На рассвете к реке выходят лоси. Сутулые звери стоят на берегу, подняв морды, и глядят вдаль – неподвижные, точно высеченные из камня. Они не боятся человека. Затем лоси поворачиваются, уходят – река еще не вскрылась. По тальникам и соснам они рвутся с шумом. Копыта гулко бьют в землю. Головной лось метет рогами по веткам, и, обледеневшие, тонкие, они мелодично поют.
Сонное царство – ночное Приобье в марте…
В обшитом досками бараке раньше жили рабочие химлесхоза – на соснах, растущих окрест, еще сохранились следы подсочки.

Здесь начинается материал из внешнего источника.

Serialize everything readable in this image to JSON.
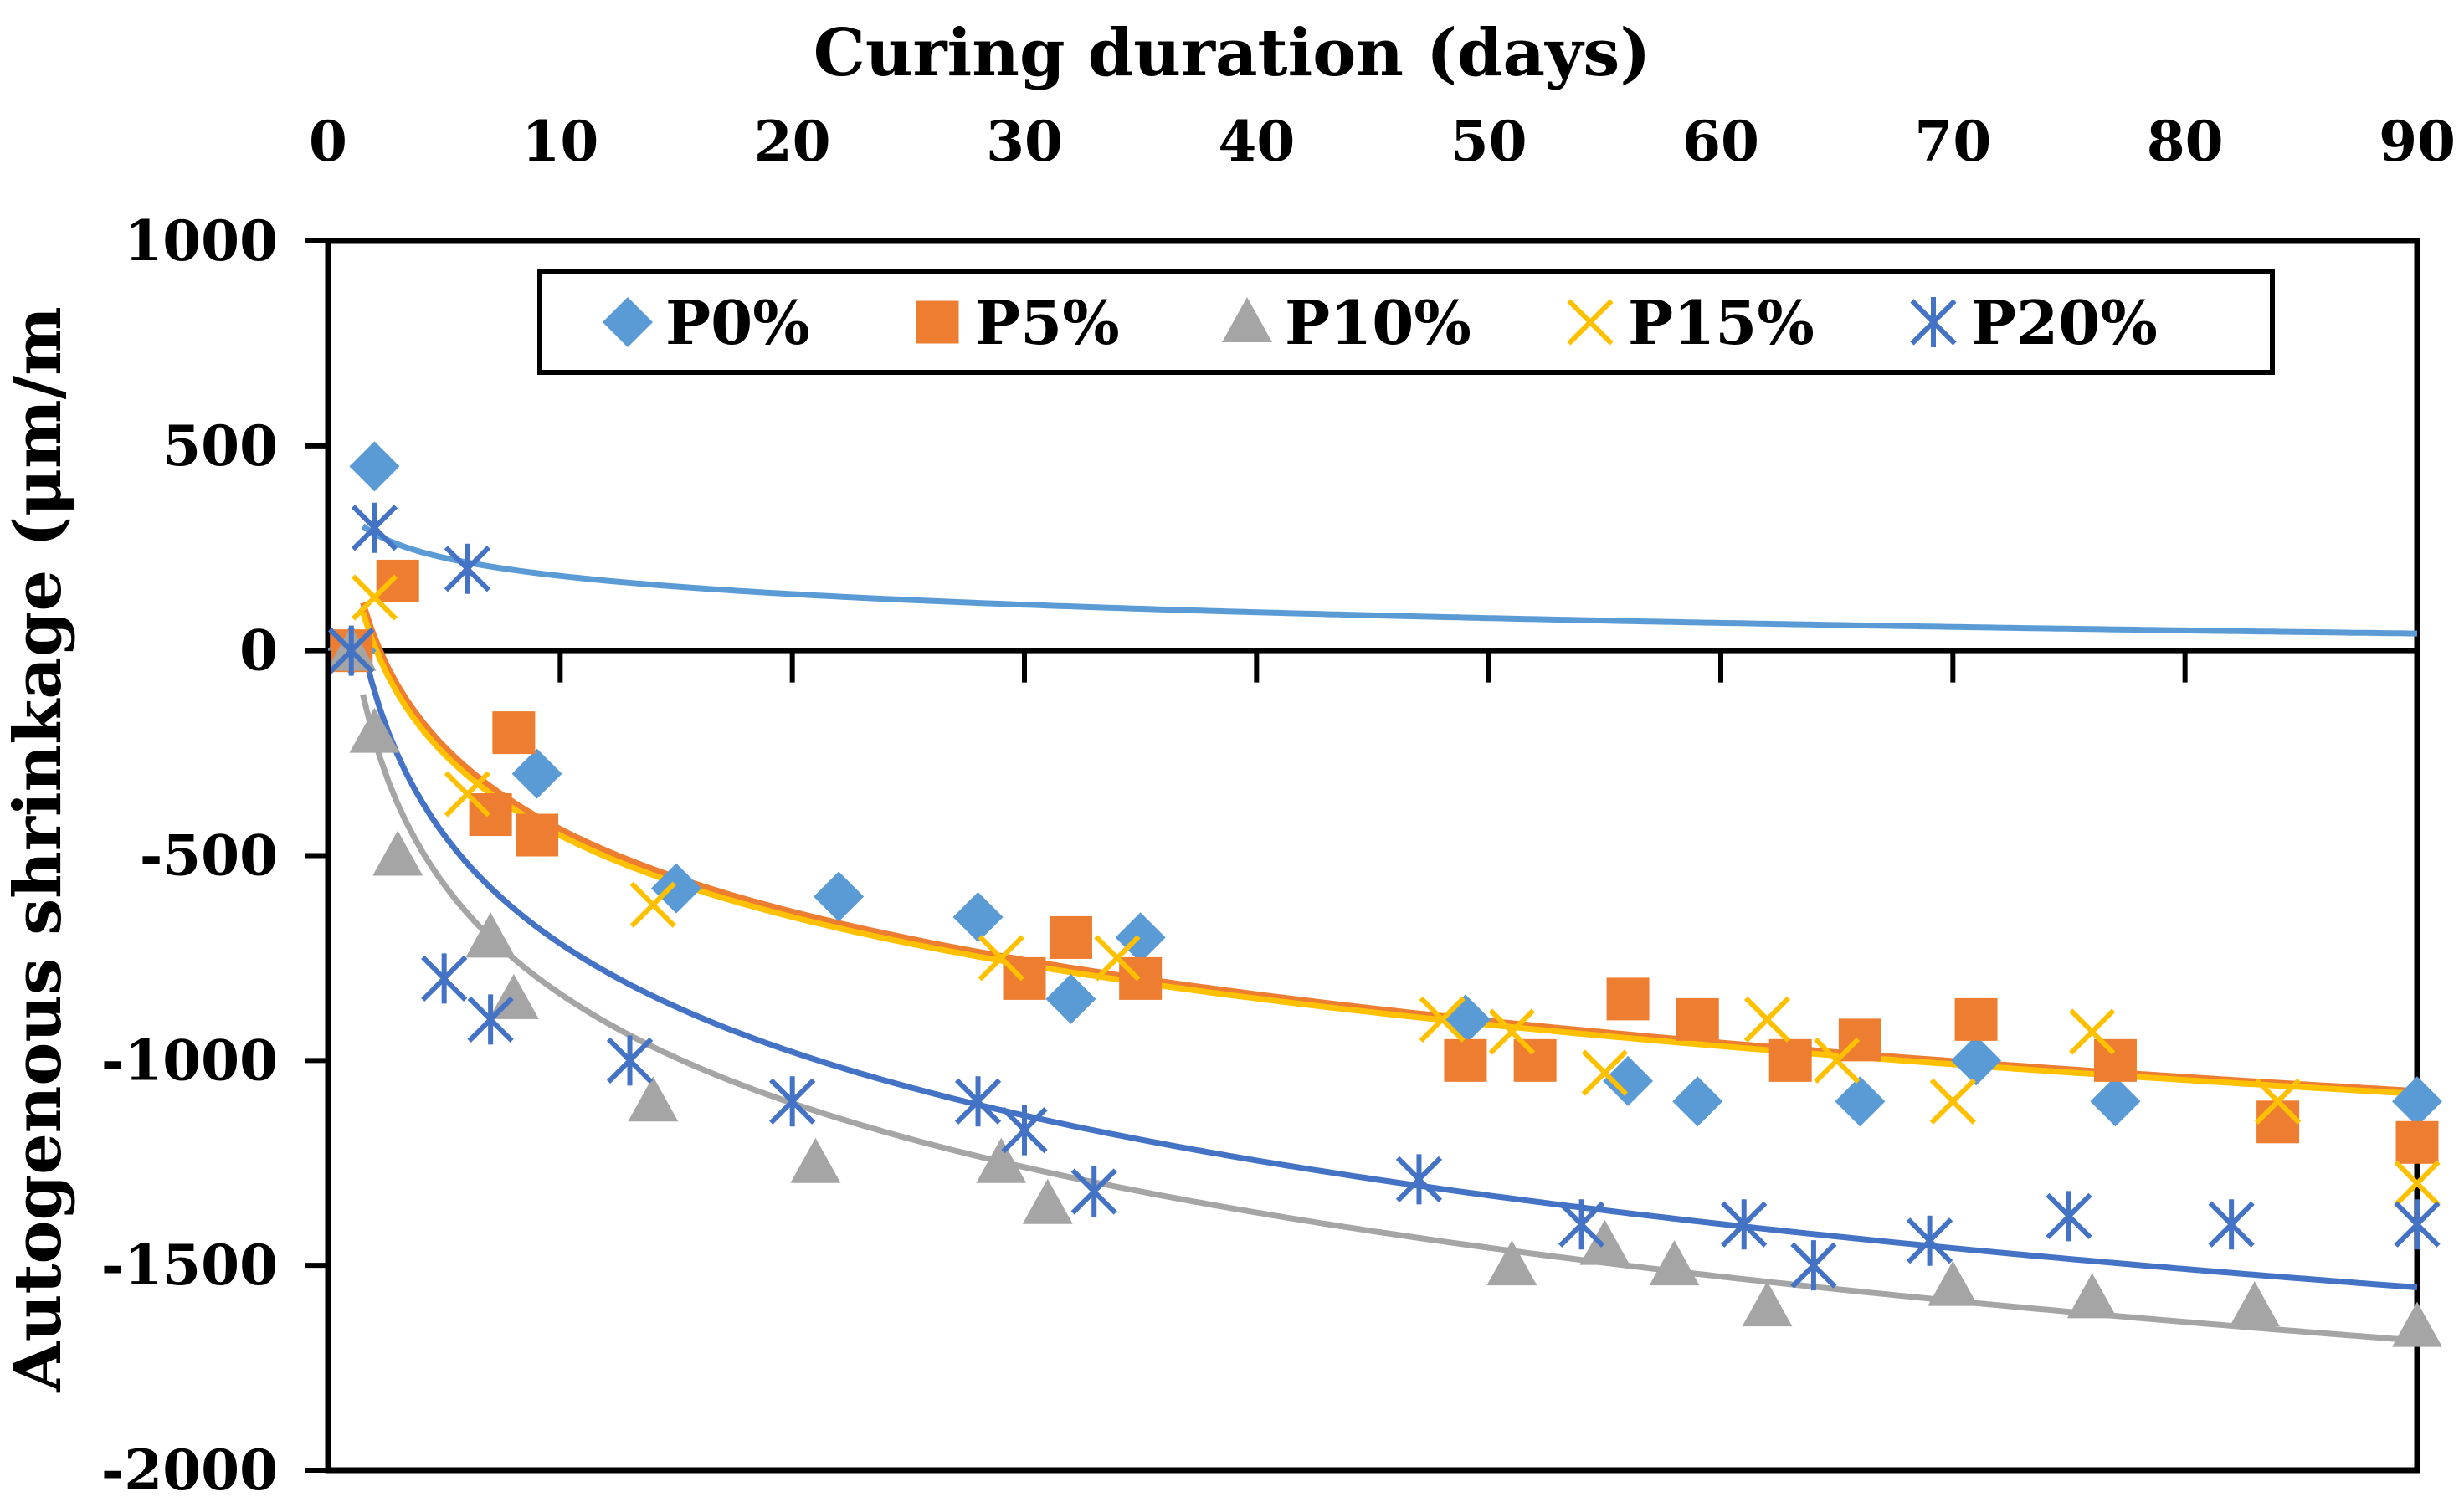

На фасадной стене барака из конца в конец буквы: «Мы здесь жили!» – и помельче: «Не дай бог – еще жить!» Последняя фраза накрест перечеркнута мелом.
Вокруг барака дыбится глухой, нехоженый сосняк; снежная поляна покрыта пятнами мазута. Позади барака растет сосна; она навалилась на него, обняв ветвями, и сверху, с птичьего полета, он, наверное, не виден. В четырех маленьких окнах желтеет огонь, квадраты света косо падают на поляну.
Это и есть Глухая Мята…
В одной из комнат барака – большой – тускло горит керосиновая лампа, на ребристых, штукатуренных стенах покачиваются человеческие тени. В бараке не спят. У стены, на широкой лавке, кинув руки за голову, лежит человек. Лица не видно.

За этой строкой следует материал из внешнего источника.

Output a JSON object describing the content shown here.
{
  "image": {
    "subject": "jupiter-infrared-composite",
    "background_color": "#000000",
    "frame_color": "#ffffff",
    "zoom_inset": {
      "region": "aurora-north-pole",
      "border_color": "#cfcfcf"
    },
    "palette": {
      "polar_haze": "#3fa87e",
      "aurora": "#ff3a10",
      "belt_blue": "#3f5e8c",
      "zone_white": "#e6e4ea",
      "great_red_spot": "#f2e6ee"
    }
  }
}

– … С Колымы на Сахалин подался, – задумчиво рассказывает лежащий. – Город там есть, Чехов называется… Ничего городишко! Ресторан, каждый день играет оркестр, заработки хорошие. Сами судите, я на строительстве по две тысячи огребал. Хорошо жил – без водки обедать не садился…
Он замолкает. Меж локтей валит сизый махорочный дым, завивается кольцами, спиралями, сизыми прядками течет к зеву открытой, весело, как костяшками на счетах, потрескивающей смоляными дровами печке. В бараке тепло, дремно. Слушатели неподвижны.

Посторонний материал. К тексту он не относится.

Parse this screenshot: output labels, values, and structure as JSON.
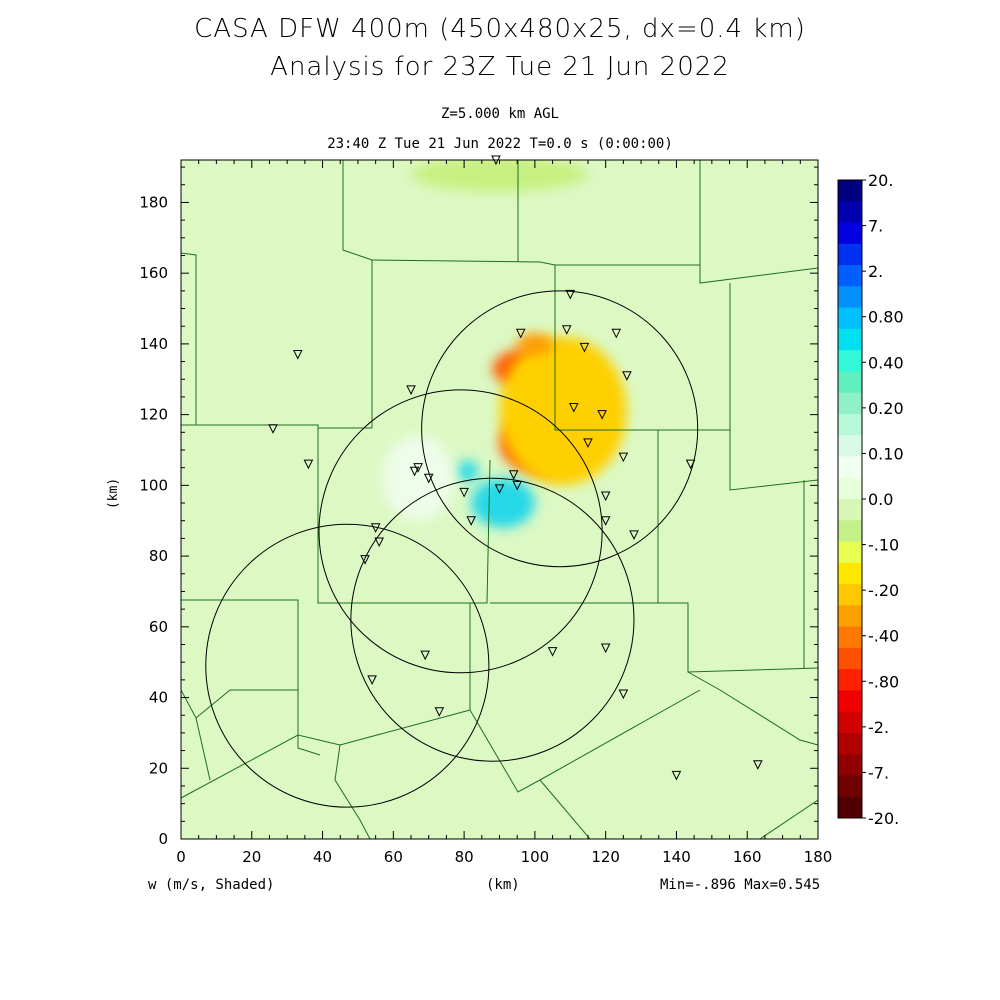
{
  "titles": {
    "line1": "CASA DFW 400m (450x480x25, dx=0.4 km)",
    "line2": "Analysis for 23Z Tue 21 Jun 2022",
    "sub1": "Z=5.000 km AGL",
    "sub2": "23:40 Z Tue 21 Jun 2022   T=0.0 s (0:00:00)"
  },
  "footer": {
    "left": "w (m/s, Shaded)",
    "center": "(km)",
    "right": "Min=-.896 Max=0.545"
  },
  "chart_data": {
    "type": "heatmap",
    "xlabel": "(km)",
    "ylabel": "(km)",
    "xlim": [
      0,
      180
    ],
    "ylim": [
      0,
      192
    ],
    "xticks": [
      0,
      20,
      40,
      60,
      80,
      100,
      120,
      140,
      160,
      180
    ],
    "yticks": [
      0,
      20,
      40,
      60,
      80,
      100,
      120,
      140,
      160,
      180
    ],
    "field": "w (m/s)",
    "min": -0.896,
    "max": 0.545,
    "colorbar": {
      "labels": [
        "20.",
        "7.",
        "2.",
        "0.80",
        "0.40",
        "0.20",
        "0.10",
        "0.0",
        "-.10",
        "-.20",
        "-.40",
        "-.80",
        "-2.",
        "-7.",
        "-20."
      ],
      "colors": [
        "#000080",
        "#0000b0",
        "#0000e0",
        "#0030f0",
        "#0060ff",
        "#0090ff",
        "#00c0ff",
        "#00e0f0",
        "#30f8d8",
        "#60f0c0",
        "#90f0c8",
        "#b8f8d8",
        "#d8fbe8",
        "#f0fff0",
        "#e8ffdc",
        "#d6f7b6",
        "#c4f08a",
        "#e8ff50",
        "#ffe800",
        "#ffc800",
        "#ffa000",
        "#ff7800",
        "#ff5000",
        "#ff2000",
        "#f00000",
        "#d00000",
        "#b00000",
        "#900000",
        "#700000",
        "#500000"
      ]
    },
    "radar_rings_km": [
      {
        "cx": 107,
        "cy": 116,
        "r": 39
      },
      {
        "cx": 79,
        "cy": 87,
        "r": 40
      },
      {
        "cx": 88,
        "cy": 62,
        "r": 40
      },
      {
        "cx": 47,
        "cy": 49,
        "r": 40
      }
    ],
    "stations_km": [
      [
        89,
        192
      ],
      [
        110,
        154
      ],
      [
        96,
        143
      ],
      [
        109,
        144
      ],
      [
        114,
        139
      ],
      [
        123,
        143
      ],
      [
        33,
        137
      ],
      [
        65,
        127
      ],
      [
        126,
        131
      ],
      [
        111,
        122
      ],
      [
        119,
        120
      ],
      [
        26,
        116
      ],
      [
        115,
        112
      ],
      [
        36,
        106
      ],
      [
        125,
        108
      ],
      [
        144,
        106
      ],
      [
        67,
        105
      ],
      [
        66,
        104
      ],
      [
        70,
        102
      ],
      [
        94,
        103
      ],
      [
        95,
        100
      ],
      [
        90,
        99
      ],
      [
        80,
        98
      ],
      [
        120,
        97
      ],
      [
        82,
        90
      ],
      [
        120,
        90
      ],
      [
        128,
        86
      ],
      [
        55,
        88
      ],
      [
        56,
        84
      ],
      [
        52,
        79
      ],
      [
        69,
        52
      ],
      [
        105,
        53
      ],
      [
        120,
        54
      ],
      [
        54,
        45
      ],
      [
        125,
        41
      ],
      [
        73,
        36
      ],
      [
        140,
        18
      ],
      [
        163,
        21
      ]
    ],
    "field_blobs": [
      {
        "cx": 100,
        "cy": 133,
        "rx": 12,
        "ry": 6,
        "value": -0.8
      },
      {
        "cx": 103,
        "cy": 112,
        "rx": 13,
        "ry": 9,
        "value": -0.8
      },
      {
        "cx": 108,
        "cy": 121,
        "rx": 18,
        "ry": 21,
        "value": -0.2
      },
      {
        "cx": 100,
        "cy": 140,
        "rx": 5,
        "ry": 3,
        "value": -0.4
      },
      {
        "cx": 91,
        "cy": 95,
        "rx": 9,
        "ry": 7,
        "value": 0.2
      },
      {
        "cx": 81,
        "cy": 104,
        "rx": 3,
        "ry": 3,
        "value": 0.2
      },
      {
        "cx": 67,
        "cy": 102,
        "rx": 10,
        "ry": 12,
        "value": 0.05
      },
      {
        "cx": 90,
        "cy": 188,
        "rx": 25,
        "ry": 5,
        "value": -0.1
      }
    ]
  }
}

– В Чехове год прокантовался, на консервный завод перешел. Тоже ничего жил; правда, водки здесь не было, спирт пили. Зато девок, баб на этом самом консервном заводе – миллион! И половина незамужних!
Он привстает, жестикулирует рукой с самокруткой и заливается икающим, здоровым хохотом.
– … Половина незамужних, хотите верьте, хотите нет!
Теперь хорошо видно его лицо – круглое, розовое, тугое, точно резиновый мяч. Глаза у него светлые, волосы тоже.
– Будьте уверочки, я им не давал спуску! – заливается он и крутит в воздухе пальцем. – Как приглядел, так – моя! Хорошие попадались бабоньки! – Он останавливает палец, поднимает другую руку и делает такое движение, точно солит кончик его. – На ять бабоньки!
Один из сидящих за столом – пожилой, бородатый – удивленно прицокивает языком:
– Вот ведь, как говорится… Ведь ты скажи, какое дело!
Это рабочий Никита Федорович Борщев.
– Ведь ты скажи, какая у человека память! – трясет бородой Никита Федорович. – Ведь все помнит!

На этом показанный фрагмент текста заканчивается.